Vasconcelos abordou também o que chama de paradoxo das leguminosas: “Na Europa, não queremos alimentos geneticamente modificados. Queremos reduzir o consumo de carne e aumentar o consumo de leguminosas. No entanto, as importamos [geneticamente modificadas] e as utilizamos para alimentação animal”, lamentou.
Na avaliação de Vasconcelos, a estratégia para produzir alimentos nutritivos a despeito das mudanças climáticas pode ser dividida em três eixos principais. Primeiro, a questão relacionada à natureza. Além de proteger e restaurar ecossistemas e transitar para energias renováveis, um dos motores para essas mudanças passa pelo consumo.

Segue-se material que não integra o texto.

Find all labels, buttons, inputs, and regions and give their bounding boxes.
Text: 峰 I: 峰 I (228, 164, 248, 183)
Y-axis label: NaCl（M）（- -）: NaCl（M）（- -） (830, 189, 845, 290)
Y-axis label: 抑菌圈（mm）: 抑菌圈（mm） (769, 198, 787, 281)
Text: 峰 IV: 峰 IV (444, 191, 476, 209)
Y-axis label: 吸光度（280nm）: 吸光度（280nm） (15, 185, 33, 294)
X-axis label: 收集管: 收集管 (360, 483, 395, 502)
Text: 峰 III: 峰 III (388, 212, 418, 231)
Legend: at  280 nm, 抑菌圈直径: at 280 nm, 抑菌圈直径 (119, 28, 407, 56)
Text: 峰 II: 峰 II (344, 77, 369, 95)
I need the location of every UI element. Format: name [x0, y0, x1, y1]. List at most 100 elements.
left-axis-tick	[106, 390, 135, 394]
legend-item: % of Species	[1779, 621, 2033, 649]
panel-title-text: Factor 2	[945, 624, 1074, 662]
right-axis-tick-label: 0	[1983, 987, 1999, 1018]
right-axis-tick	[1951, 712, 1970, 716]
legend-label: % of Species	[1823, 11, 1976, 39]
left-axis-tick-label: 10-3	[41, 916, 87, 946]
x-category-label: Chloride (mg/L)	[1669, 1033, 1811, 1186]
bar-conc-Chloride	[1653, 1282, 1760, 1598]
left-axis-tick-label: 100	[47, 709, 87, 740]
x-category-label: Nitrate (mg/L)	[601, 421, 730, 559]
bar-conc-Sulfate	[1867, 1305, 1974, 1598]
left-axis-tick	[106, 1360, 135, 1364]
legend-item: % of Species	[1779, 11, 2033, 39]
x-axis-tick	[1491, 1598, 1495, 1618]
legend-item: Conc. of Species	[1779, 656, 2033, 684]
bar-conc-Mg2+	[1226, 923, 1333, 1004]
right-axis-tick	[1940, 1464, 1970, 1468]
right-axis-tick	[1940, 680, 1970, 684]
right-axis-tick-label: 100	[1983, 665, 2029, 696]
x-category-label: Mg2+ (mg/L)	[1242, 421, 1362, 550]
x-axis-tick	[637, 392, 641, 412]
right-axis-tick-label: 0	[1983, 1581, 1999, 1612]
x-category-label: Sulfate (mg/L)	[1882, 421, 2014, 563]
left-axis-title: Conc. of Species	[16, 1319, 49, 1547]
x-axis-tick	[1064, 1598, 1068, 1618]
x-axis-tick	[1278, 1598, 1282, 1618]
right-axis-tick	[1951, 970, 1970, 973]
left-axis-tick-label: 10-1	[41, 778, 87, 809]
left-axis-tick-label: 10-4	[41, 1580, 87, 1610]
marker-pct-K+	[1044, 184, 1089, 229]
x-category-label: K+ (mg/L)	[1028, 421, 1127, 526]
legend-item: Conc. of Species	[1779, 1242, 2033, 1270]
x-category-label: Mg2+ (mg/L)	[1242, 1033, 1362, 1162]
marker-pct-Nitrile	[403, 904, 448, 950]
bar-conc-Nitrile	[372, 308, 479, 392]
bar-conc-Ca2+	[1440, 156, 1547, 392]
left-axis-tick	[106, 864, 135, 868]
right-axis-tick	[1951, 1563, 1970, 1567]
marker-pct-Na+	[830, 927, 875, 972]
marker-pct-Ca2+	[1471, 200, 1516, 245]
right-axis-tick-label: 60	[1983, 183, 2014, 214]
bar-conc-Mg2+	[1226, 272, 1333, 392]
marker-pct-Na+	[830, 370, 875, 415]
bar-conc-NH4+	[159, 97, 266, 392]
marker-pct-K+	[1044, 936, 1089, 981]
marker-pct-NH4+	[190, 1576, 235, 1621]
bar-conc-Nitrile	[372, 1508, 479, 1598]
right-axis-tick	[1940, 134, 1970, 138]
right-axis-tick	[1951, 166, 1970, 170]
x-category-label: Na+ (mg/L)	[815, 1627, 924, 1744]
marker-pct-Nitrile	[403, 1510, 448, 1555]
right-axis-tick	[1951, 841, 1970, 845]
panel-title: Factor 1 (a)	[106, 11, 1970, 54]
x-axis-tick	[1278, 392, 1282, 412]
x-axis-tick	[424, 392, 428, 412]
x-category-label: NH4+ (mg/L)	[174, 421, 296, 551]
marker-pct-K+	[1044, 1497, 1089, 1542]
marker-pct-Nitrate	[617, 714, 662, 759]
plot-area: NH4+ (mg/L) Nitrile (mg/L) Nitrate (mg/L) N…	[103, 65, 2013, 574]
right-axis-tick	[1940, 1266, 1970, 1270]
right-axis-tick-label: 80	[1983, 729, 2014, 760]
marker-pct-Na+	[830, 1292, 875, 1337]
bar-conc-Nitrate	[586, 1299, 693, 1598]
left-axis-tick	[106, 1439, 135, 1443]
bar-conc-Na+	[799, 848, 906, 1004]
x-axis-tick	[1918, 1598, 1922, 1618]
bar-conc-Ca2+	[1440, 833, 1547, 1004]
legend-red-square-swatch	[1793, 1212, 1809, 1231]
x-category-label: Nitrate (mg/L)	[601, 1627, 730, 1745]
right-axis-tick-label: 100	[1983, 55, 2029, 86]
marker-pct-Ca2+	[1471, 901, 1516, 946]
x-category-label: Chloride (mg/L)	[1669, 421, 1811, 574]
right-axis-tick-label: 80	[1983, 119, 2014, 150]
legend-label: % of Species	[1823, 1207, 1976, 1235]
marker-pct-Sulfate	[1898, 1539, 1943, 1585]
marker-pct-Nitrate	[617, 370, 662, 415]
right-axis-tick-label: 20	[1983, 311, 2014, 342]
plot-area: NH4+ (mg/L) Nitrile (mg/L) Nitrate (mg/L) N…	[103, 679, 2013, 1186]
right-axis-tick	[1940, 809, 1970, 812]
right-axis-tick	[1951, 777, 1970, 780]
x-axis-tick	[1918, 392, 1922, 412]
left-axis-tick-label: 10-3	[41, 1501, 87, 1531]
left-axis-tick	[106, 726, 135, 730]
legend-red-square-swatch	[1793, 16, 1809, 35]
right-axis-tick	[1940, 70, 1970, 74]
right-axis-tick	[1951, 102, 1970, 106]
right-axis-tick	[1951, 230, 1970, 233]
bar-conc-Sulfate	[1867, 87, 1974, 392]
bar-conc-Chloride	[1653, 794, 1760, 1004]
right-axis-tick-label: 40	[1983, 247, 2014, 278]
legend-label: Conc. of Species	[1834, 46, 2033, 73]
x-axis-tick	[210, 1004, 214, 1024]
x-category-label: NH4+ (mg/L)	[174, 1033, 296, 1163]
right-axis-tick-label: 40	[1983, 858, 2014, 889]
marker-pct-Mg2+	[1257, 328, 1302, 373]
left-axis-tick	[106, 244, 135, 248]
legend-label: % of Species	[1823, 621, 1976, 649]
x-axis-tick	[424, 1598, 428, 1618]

“Existe um conceito de homogeneidade daquilo que comemos. Vocês acham que nos alimentamos de modo mais ou menos diverso do que os nossos antepassados? Não importa se estamos em São Paulo, Lisboa ou Porto, estamos todos a comer os mesmos alimentos e pior, as mesmas variedades dos mesmos alimentos”, afirmou.
O segundo eixo está relacionado à inovação na produção. “É preciso diversificar cultivos, apostar em práticas agrícolas regenerativas. Estudar a resistência das plantas a estresses múltiplos, por exemplo, aos efeitos da seca e do aumento de CO2. E é claro [investir na] digitalização”, pontuou.
Por fim, o último eixo está associado a uma mudança na alimentação. “Nós como consumidores devemos exigir alimentos mais sustentáveis, mais locais e mais diversificados, além de reduzirmos o consumo da proteína animal mal produzida”, defendeu.